Zum einen darf sich der Staat natürlich nicht das Gewaltmonopol aus der Hand nehmen lassen und muss in einem größeren Umfang für Sicherheit sorgen. Der Staat muss sein ganzes Spektrum an Möglichkeiten ausschöpfen.

Sie sprechen von härteren Strafen?

Nicht unbedingt. Ich will das ganze nicht als Ruf nach dem starken Mann verstanden wissen. Aber Strafen müssen intelligenter sein, als vielleicht in der Vergangenheit. Die Strafe muss vom Bestraften auch als Strafe empfunden werden. Daneben brauchen wir aber auch noch viel mehr Prävention.

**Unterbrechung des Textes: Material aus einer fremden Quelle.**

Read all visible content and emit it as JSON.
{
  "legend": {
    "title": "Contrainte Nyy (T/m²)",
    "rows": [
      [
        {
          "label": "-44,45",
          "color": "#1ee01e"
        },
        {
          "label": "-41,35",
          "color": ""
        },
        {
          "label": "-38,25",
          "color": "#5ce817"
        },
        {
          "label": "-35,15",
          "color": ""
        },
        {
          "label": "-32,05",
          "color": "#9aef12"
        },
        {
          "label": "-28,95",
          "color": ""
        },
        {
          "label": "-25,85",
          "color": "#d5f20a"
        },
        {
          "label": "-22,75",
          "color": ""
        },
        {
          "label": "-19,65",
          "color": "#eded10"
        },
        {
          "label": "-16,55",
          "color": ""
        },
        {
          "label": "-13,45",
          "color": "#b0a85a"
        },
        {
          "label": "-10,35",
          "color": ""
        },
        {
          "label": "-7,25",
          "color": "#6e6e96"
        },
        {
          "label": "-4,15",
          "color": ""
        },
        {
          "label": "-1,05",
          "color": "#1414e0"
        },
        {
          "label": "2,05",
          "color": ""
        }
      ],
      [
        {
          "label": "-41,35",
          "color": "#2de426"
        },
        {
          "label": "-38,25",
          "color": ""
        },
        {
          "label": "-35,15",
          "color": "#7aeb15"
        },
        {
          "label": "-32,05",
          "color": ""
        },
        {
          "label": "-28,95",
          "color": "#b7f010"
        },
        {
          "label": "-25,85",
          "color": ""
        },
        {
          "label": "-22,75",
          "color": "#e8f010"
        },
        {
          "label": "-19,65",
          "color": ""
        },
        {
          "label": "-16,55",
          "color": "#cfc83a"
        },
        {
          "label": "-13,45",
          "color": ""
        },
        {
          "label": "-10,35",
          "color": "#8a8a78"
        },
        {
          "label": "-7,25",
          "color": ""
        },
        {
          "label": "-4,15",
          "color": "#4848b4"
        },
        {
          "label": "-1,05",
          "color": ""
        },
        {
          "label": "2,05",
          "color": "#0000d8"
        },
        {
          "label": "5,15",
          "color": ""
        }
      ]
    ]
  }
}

Welche Maßnahmen schweben Ihnen da vor?

In meinen Augen müssen die Vereine in der Stadt noch viel mehr dafür sorgen, dass Gewalt nicht eskaliert. Und wir müssen die Streetworker-Arbeit ausbauen. Es gibt Anti-Gewaltprojekte wie „Heroes“. Bei denen sprechen junge Menschen andere Leute aus ihrem eigenen Umfeld an. Die wissen, wovon sie sprechen und haben eine hohe Glaubwürdigkeit. Damit erreicht man die problematischen Jugendlichen viel eher als mit einer politischen Initiative.

Das Interview führte Jens Kiffmeier, dapd.